Seares: Can a public official ban a reporter he’s angry with over a ‘twisted’ story?

Medias Public

ORAL arguments in the hearing of the Rappler petition before the Supreme Court (SC) against high Palace officials, scheduled this week, may draw out more information from Malacañang on the reason, basis and scope of its ban on Pia Ranada and seven other reporters of the digital news site Rappler.

Since the ban was first enforced on Feb. 18, 2018, no written document has been released stating the important W’s and dotting the I’s of the controversial order. Rappler and media persons and entities opposing the ban have been befuddled by the “lack of information” and the “ever-changing” official explanation.

Media practitioners and future journalists are particularly interested to know if President Duterte, or any other public official, can legally and rightfully bar a reporter from Malacañang or any other building where the official holds office.

Executive action, anger

Duterte on Feb. 22, 2018 said the ban was his “way of invoking executive action” on the Securities and Exchange Commission (SEC) ruling stripping Rappler of its corporate personality. A few days later, on March 1, he said he ordered the banning of Rappler because of its “twisted” reporting.

Harry Roque, presidential spokesman at the time, said the SEC order was not yet final since Rappler appealed the ruling. Later, however, the executive secretary corrected him, blaming “miscommunication,” saying the order was already executory and Rappler hadn’t secured a court order to restrain it.

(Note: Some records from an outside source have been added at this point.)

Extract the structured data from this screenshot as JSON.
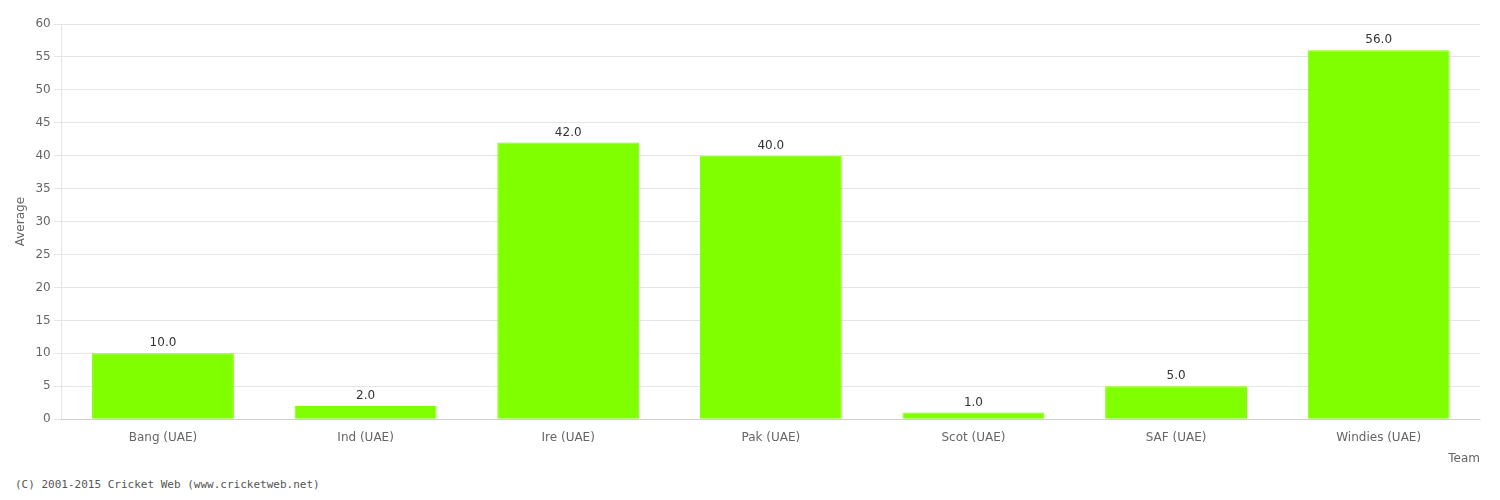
{
  "chart_data": {
    "type": "bar",
    "categories": [
      "Bang (UAE)",
      "Ind (UAE)",
      "Ire (UAE)",
      "Pak (UAE)",
      "Scot (UAE)",
      "SAF (UAE)",
      "Windies (UAE)"
    ],
    "values": [
      10.0,
      2.0,
      42.0,
      40.0,
      1.0,
      5.0,
      56.0
    ],
    "value_labels": [
      "10.0",
      "2.0",
      "42.0",
      "40.0",
      "1.0",
      "5.0",
      "56.0"
    ],
    "data_labels": true,
    "color": "#7fff00",
    "xlabel": "Team",
    "ylabel": "Average",
    "ylim": [
      0,
      60
    ],
    "yticks": [
      0,
      5,
      10,
      15,
      20,
      25,
      30,
      35,
      40,
      45,
      50,
      55,
      60
    ],
    "grid": true,
    "annotations": [
      "(C) 2001-2015 Cricket Web (www.cricketweb.net)"
    ]
  }
}
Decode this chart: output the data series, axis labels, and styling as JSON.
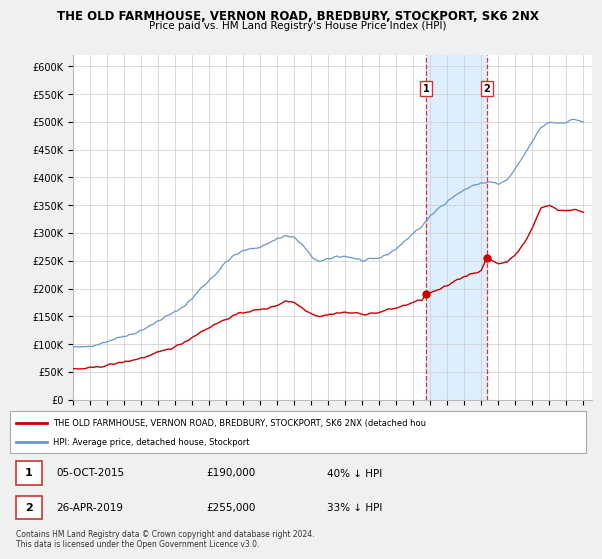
{
  "title": "THE OLD FARMHOUSE, VERNON ROAD, BREDBURY, STOCKPORT, SK6 2NX",
  "subtitle": "Price paid vs. HM Land Registry's House Price Index (HPI)",
  "ylabel_ticks": [
    "£0",
    "£50K",
    "£100K",
    "£150K",
    "£200K",
    "£250K",
    "£300K",
    "£350K",
    "£400K",
    "£450K",
    "£500K",
    "£550K",
    "£600K"
  ],
  "ytick_values": [
    0,
    50000,
    100000,
    150000,
    200000,
    250000,
    300000,
    350000,
    400000,
    450000,
    500000,
    550000,
    600000
  ],
  "ylim": [
    0,
    620000
  ],
  "xlim_start": 1995.0,
  "xlim_end": 2025.5,
  "hpi_color": "#6699cc",
  "price_color": "#cc0000",
  "highlight_color": "#ddeeff",
  "sale1_x": 2015.76,
  "sale1_y": 190000,
  "sale1_label": "1",
  "sale1_date": "05-OCT-2015",
  "sale1_price": "£190,000",
  "sale1_pct": "40% ↓ HPI",
  "sale2_x": 2019.32,
  "sale2_y": 255000,
  "sale2_label": "2",
  "sale2_date": "26-APR-2019",
  "sale2_price": "£255,000",
  "sale2_pct": "33% ↓ HPI",
  "legend_line1": "THE OLD FARMHOUSE, VERNON ROAD, BREDBURY, STOCKPORT, SK6 2NX (detached hou",
  "legend_line2": "HPI: Average price, detached house, Stockport",
  "footnote": "Contains HM Land Registry data © Crown copyright and database right 2024.\nThis data is licensed under the Open Government Licence v3.0.",
  "xtick_years": [
    1995,
    1996,
    1997,
    1998,
    1999,
    2000,
    2001,
    2002,
    2003,
    2004,
    2005,
    2006,
    2007,
    2008,
    2009,
    2010,
    2011,
    2012,
    2013,
    2014,
    2015,
    2016,
    2017,
    2018,
    2019,
    2020,
    2021,
    2022,
    2023,
    2024,
    2025
  ],
  "fig_bg": "#f0f0f0",
  "plot_bg": "#ffffff"
}
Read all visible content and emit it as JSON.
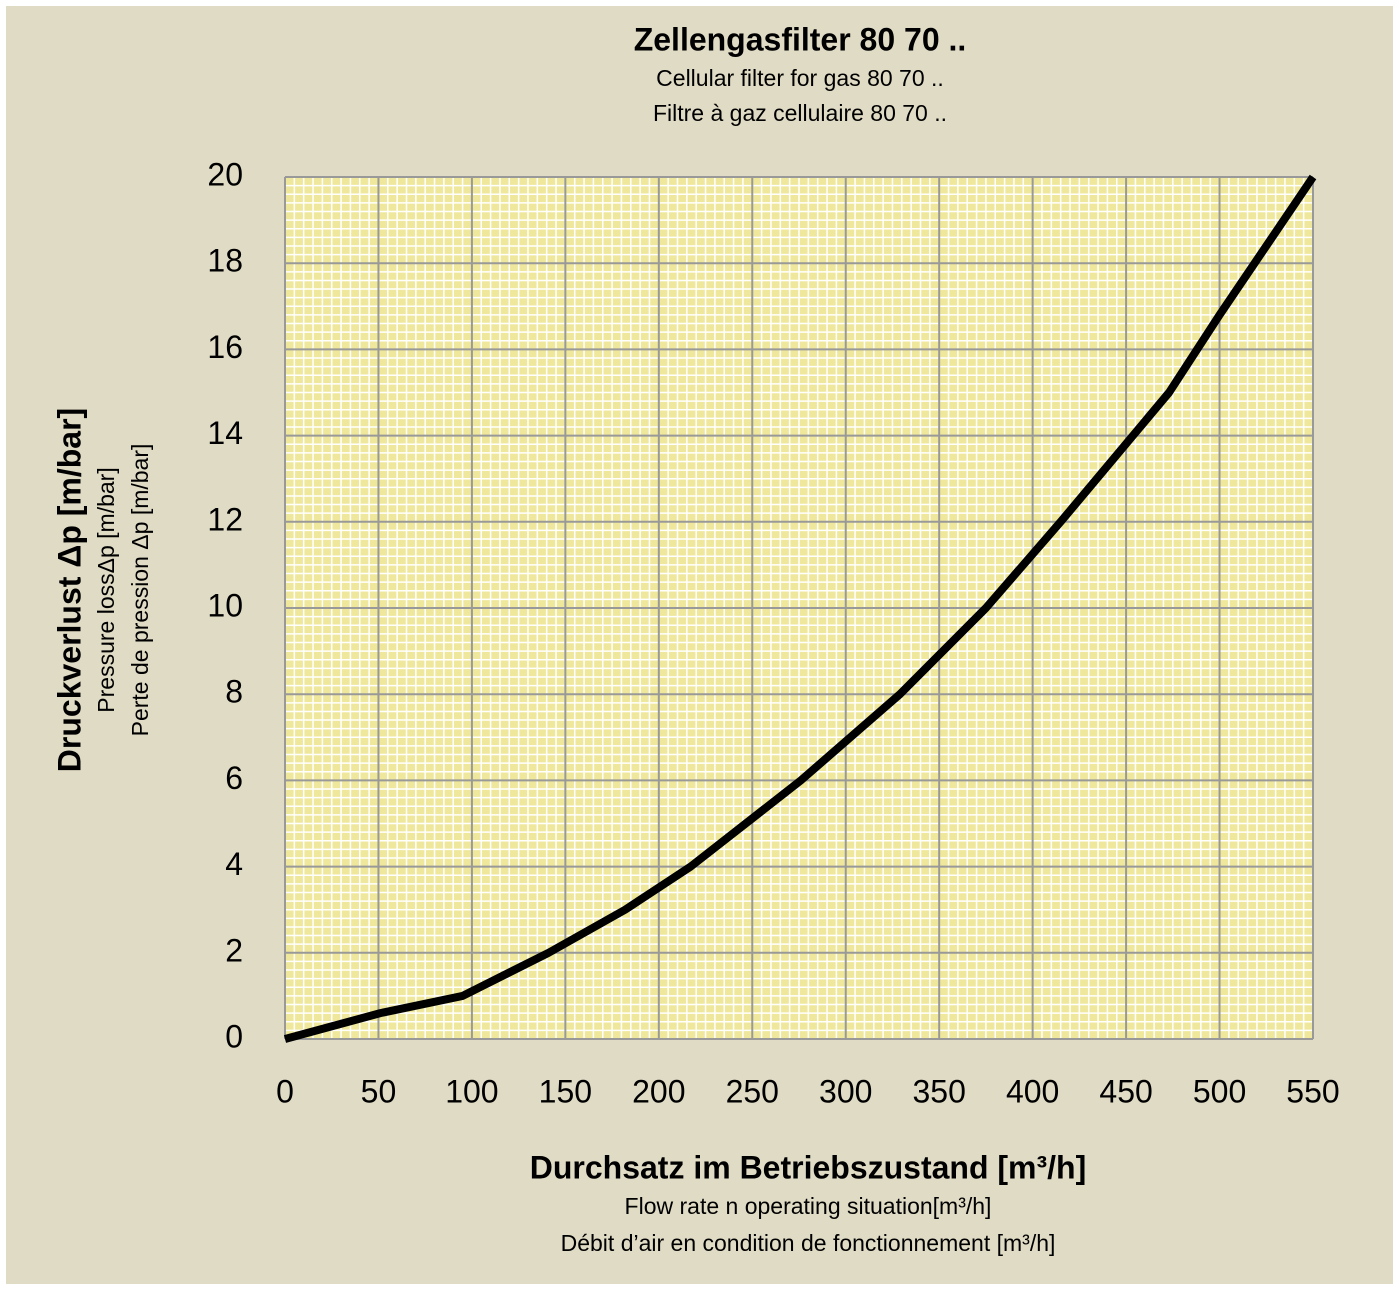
{
  "chart_data": {
    "type": "line",
    "title": "Zellengasfilter 80 70 ..",
    "subtitles": [
      "Cellular filter for gas 80 70 ..",
      "Filtre à gaz cellulaire 80 70 .."
    ],
    "ylabel": [
      "Druckverlust Δp [m/bar]",
      "Pressure lossΔp [m/bar]",
      "Perte de pression Δp [m/bar]"
    ],
    "xlabel": [
      "Durchsatz im Betriebszustand [m³/h]",
      "Flow rate n operating situation[m³/h]",
      "Débit d’air en condition de fonctionnement [m³/h]"
    ],
    "x": [
      0,
      51,
      95,
      141,
      182,
      217,
      276,
      329,
      375,
      415,
      473,
      500,
      525,
      550
    ],
    "series": [
      {
        "name": "Zellengasfilter 80 70 ..",
        "color": "#000000",
        "values": [
          0,
          0.6,
          1,
          2,
          3,
          4,
          6,
          8,
          10,
          12,
          15,
          16.8,
          18.4,
          20
        ]
      }
    ],
    "xlim": [
      0,
      550
    ],
    "xticks": [
      0,
      50,
      100,
      150,
      200,
      250,
      300,
      350,
      400,
      450,
      500,
      550
    ],
    "ylim": [
      0,
      20
    ],
    "yticks": [
      0,
      2,
      4,
      6,
      8,
      10,
      12,
      14,
      16,
      18,
      20
    ],
    "grid": true
  }
}
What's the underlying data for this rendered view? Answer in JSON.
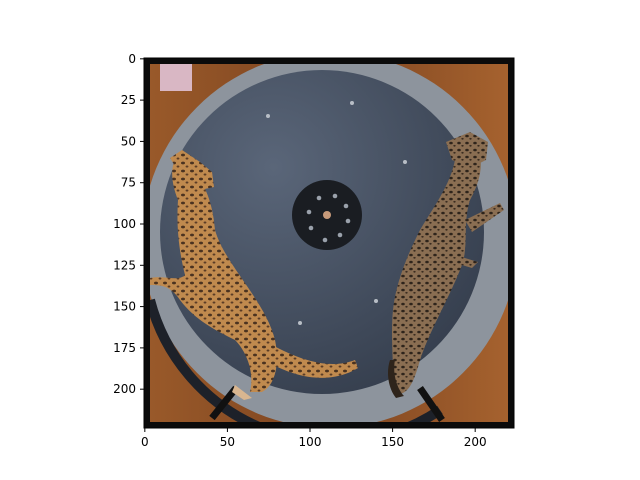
{
  "figure": {
    "image_description_icon": "photo-two-bengal-cats-on-exercise-wheel",
    "colors": {
      "frame": "#0b0b0b",
      "wheel": "#3f4a5c",
      "wheel_highlight": "#5a6679",
      "track": "#8d949d",
      "wood": "#8b4f24",
      "cat_fur": "#c08a4e",
      "cat_fur_dark": "#6e5038",
      "hub": "#1a1d22"
    }
  },
  "axes": {
    "x": {
      "ticks": [
        {
          "value": 0,
          "label": "0"
        },
        {
          "value": 50,
          "label": "50"
        },
        {
          "value": 100,
          "label": "100"
        },
        {
          "value": 150,
          "label": "150"
        },
        {
          "value": 200,
          "label": "200"
        }
      ],
      "range": [
        -0.5,
        223.5
      ]
    },
    "y": {
      "ticks": [
        {
          "value": 0,
          "label": "0"
        },
        {
          "value": 25,
          "label": "25"
        },
        {
          "value": 50,
          "label": "50"
        },
        {
          "value": 75,
          "label": "75"
        },
        {
          "value": 100,
          "label": "100"
        },
        {
          "value": 125,
          "label": "125"
        },
        {
          "value": 150,
          "label": "150"
        },
        {
          "value": 175,
          "label": "175"
        },
        {
          "value": 200,
          "label": "200"
        }
      ],
      "range": [
        223.5,
        -0.5
      ]
    }
  }
}
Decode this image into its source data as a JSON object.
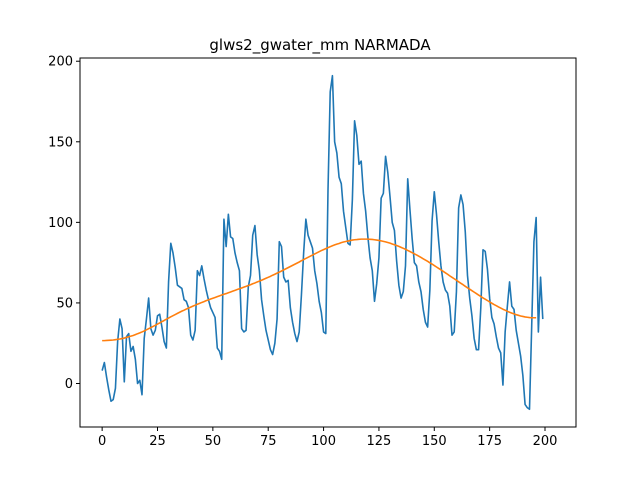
{
  "chart_data": {
    "type": "line",
    "title": "glws2_gwater_mm NARMADA",
    "xlabel": "",
    "ylabel": "",
    "xlim": [
      -10,
      214
    ],
    "ylim": [
      -27,
      202
    ],
    "x_ticks": [
      0,
      25,
      50,
      75,
      100,
      125,
      150,
      175,
      200
    ],
    "y_ticks": [
      0,
      50,
      100,
      150,
      200
    ],
    "grid": false,
    "colors": {
      "series_1": "#1f77b4",
      "series_2": "#ff7f0e"
    },
    "series": [
      {
        "x_start": 0,
        "x_step": 1,
        "values": [
          8,
          13,
          4,
          -4,
          -11,
          -10,
          -3,
          26,
          40,
          34,
          1,
          29,
          31,
          20,
          23,
          15,
          0,
          2,
          -7,
          28,
          40,
          53,
          34,
          30,
          33,
          42,
          43,
          35,
          26,
          22,
          63,
          87,
          81,
          72,
          61,
          60,
          59,
          52,
          51,
          47,
          30,
          27,
          33,
          70,
          67,
          73,
          65,
          58,
          52,
          47,
          44,
          41,
          22,
          20,
          15,
          102,
          85,
          105,
          91,
          90,
          81,
          75,
          70,
          34,
          32,
          33,
          60,
          67,
          92,
          98,
          80,
          70,
          52,
          42,
          33,
          27,
          21,
          18,
          25,
          40,
          88,
          85,
          66,
          63,
          64,
          47,
          38,
          31,
          26,
          32,
          55,
          81,
          102,
          92,
          88,
          84,
          70,
          62,
          51,
          44,
          32,
          31,
          120,
          181,
          191,
          150,
          143,
          128,
          124,
          107,
          97,
          87,
          86,
          114,
          163,
          154,
          136,
          138,
          118,
          107,
          91,
          78,
          70,
          51,
          62,
          78,
          115,
          118,
          141,
          131,
          116,
          100,
          95,
          76,
          61,
          53,
          57,
          73,
          127,
          108,
          90,
          75,
          73,
          63,
          57,
          46,
          38,
          35,
          58,
          101,
          119,
          105,
          88,
          73,
          63,
          58,
          56,
          48,
          30,
          32,
          57,
          109,
          117,
          111,
          94,
          67,
          53,
          42,
          28,
          21,
          21,
          47,
          83,
          82,
          71,
          53,
          41,
          37,
          29,
          22,
          19,
          -1,
          32,
          48,
          63,
          48,
          46,
          33,
          25,
          17,
          5,
          -13,
          -15,
          -16,
          36,
          88,
          103,
          32,
          66,
          40
        ]
      },
      {
        "x_start": 0,
        "x_step": 1,
        "values": [
          26.6,
          26.6,
          26.7,
          26.8,
          26.9,
          27.0,
          27.2,
          27.4,
          27.6,
          27.9,
          28.2,
          28.6,
          29.0,
          29.4,
          29.8,
          30.3,
          30.9,
          31.4,
          32.0,
          32.6,
          33.3,
          34.0,
          34.7,
          35.4,
          36.1,
          36.9,
          37.6,
          38.4,
          39.1,
          39.9,
          40.6,
          41.4,
          42.1,
          42.8,
          43.5,
          44.2,
          44.9,
          45.5,
          46.2,
          46.8,
          47.4,
          48.0,
          48.6,
          49.2,
          49.7,
          50.3,
          50.8,
          51.4,
          51.9,
          52.4,
          52.9,
          53.4,
          53.9,
          54.4,
          54.9,
          55.4,
          55.8,
          56.3,
          56.8,
          57.3,
          57.8,
          58.3,
          58.8,
          59.3,
          59.8,
          60.3,
          60.8,
          61.3,
          61.9,
          62.4,
          63.0,
          63.5,
          64.1,
          64.7,
          65.3,
          65.9,
          66.5,
          67.2,
          67.8,
          68.5,
          69.1,
          69.8,
          70.5,
          71.2,
          71.9,
          72.6,
          73.3,
          74.0,
          74.7,
          75.4,
          76.2,
          76.9,
          77.6,
          78.3,
          79.0,
          79.7,
          80.4,
          81.1,
          81.8,
          82.5,
          83.1,
          83.7,
          84.3,
          84.9,
          85.5,
          86.0,
          86.5,
          86.9,
          87.4,
          87.8,
          88.1,
          88.4,
          88.7,
          89.0,
          89.2,
          89.3,
          89.5,
          89.6,
          89.6,
          89.6,
          89.6,
          89.5,
          89.4,
          89.2,
          89.0,
          88.8,
          88.5,
          88.2,
          87.9,
          87.5,
          87.1,
          86.6,
          86.1,
          85.6,
          85.1,
          84.5,
          83.9,
          83.3,
          82.6,
          81.9,
          81.2,
          80.5,
          79.8,
          79.0,
          78.2,
          77.4,
          76.6,
          75.8,
          74.9,
          74.1,
          73.2,
          72.3,
          71.4,
          70.5,
          69.6,
          68.7,
          67.8,
          66.8,
          65.9,
          65.0,
          64.1,
          63.1,
          62.2,
          61.3,
          60.3,
          59.4,
          58.5,
          57.6,
          56.7,
          55.8,
          54.9,
          54.0,
          53.1,
          52.3,
          51.5,
          50.6,
          49.8,
          49.0,
          48.3,
          47.5,
          46.8,
          46.1,
          45.5,
          44.8,
          44.2,
          43.7,
          43.2,
          42.7,
          42.3,
          41.9,
          41.6,
          41.3,
          41.1,
          40.9,
          40.8,
          40.8,
          40.8
        ]
      }
    ]
  }
}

Some SC justice is expected to dwell on the official and personal reason for the order. And that may be more riveting than the argument on free speech and free press and equal protection, which has already been extensively poked into by lawyers, academicians and media.

Dislike of the reporting

Reporters and editors particularly would like to know if a public official’s dislike of a journalist’s reporting and the manner the story is presented would be enough basis to ban the “offenders” legally and constitutionally.

Newsroom managers know public officials can do it, and a few may have done it already. Locally, notably in Cebu City and two other cities, there were incidents of reporters being sent out of the room or banished. But is that OK? What media would like to be certain about is the high tribunal’s position on the public official’s right to choose the media persons covering him.


Malacañang complained of rudeness (“nambabastos”) by Rappler’s Ranada to the President. Roque used the metaphor of a visitor who is being rude in the house where she is a guest.

Two things: (1) the rudeness Roque referred to must be in the writing and handling of Ranada’s stories in Rappler, not personal behavior towards the President and other Palace officials; (2) Malacañang, or the mayor’s office at City Hall, is not exactly the private home the metaphor suggests. Those are public buildings. Journalists don’t go there to socialize but to collect information for their audiences, whom the same officials also serve.

The SC might not look into the accusation of “bastos” journalism in Rappler. That is a question of fact, which can only be answered by examining the stories Malacañang has complained against. And Roque mentioned only one: the story on the Senate inquiry into the P16 billion Philippine Navy frigate project to which presidential aide, now Sen. Bong Go was allegedly linked.

But even assuming that Rappler erred, would its error justify legally the ban? And should the punitive action afflict her colleagues too, in effect the entire news organization and indefinitely?

Privilege, not a right?

Presidential Spokesman Salvador Panelo said last Aug. 15, 2019, the ban on Rappler reporters was justified because “the ability of a media organization to cover events of public interest is a privilege not a right.” And any member of the Malacañang Press Corps can be excluded, Panelo said, if he is “rude or disrespectful.”

Panelo must refer to actual rudeness or disrespect, like exposing bra or dropping pants at a press briefing or in the presence of the President. Not similar to Roque’s reference to “bastos” writing.

But the lawyer presenting the Palace arguments before the SC is the solicitor general, not Panelo or Roque. Would the sol-gen insist on the ban as a right, by itself, as an executive privilege?

And how would that fare in the face of the heavyweight arguments of press freedom and equal protection?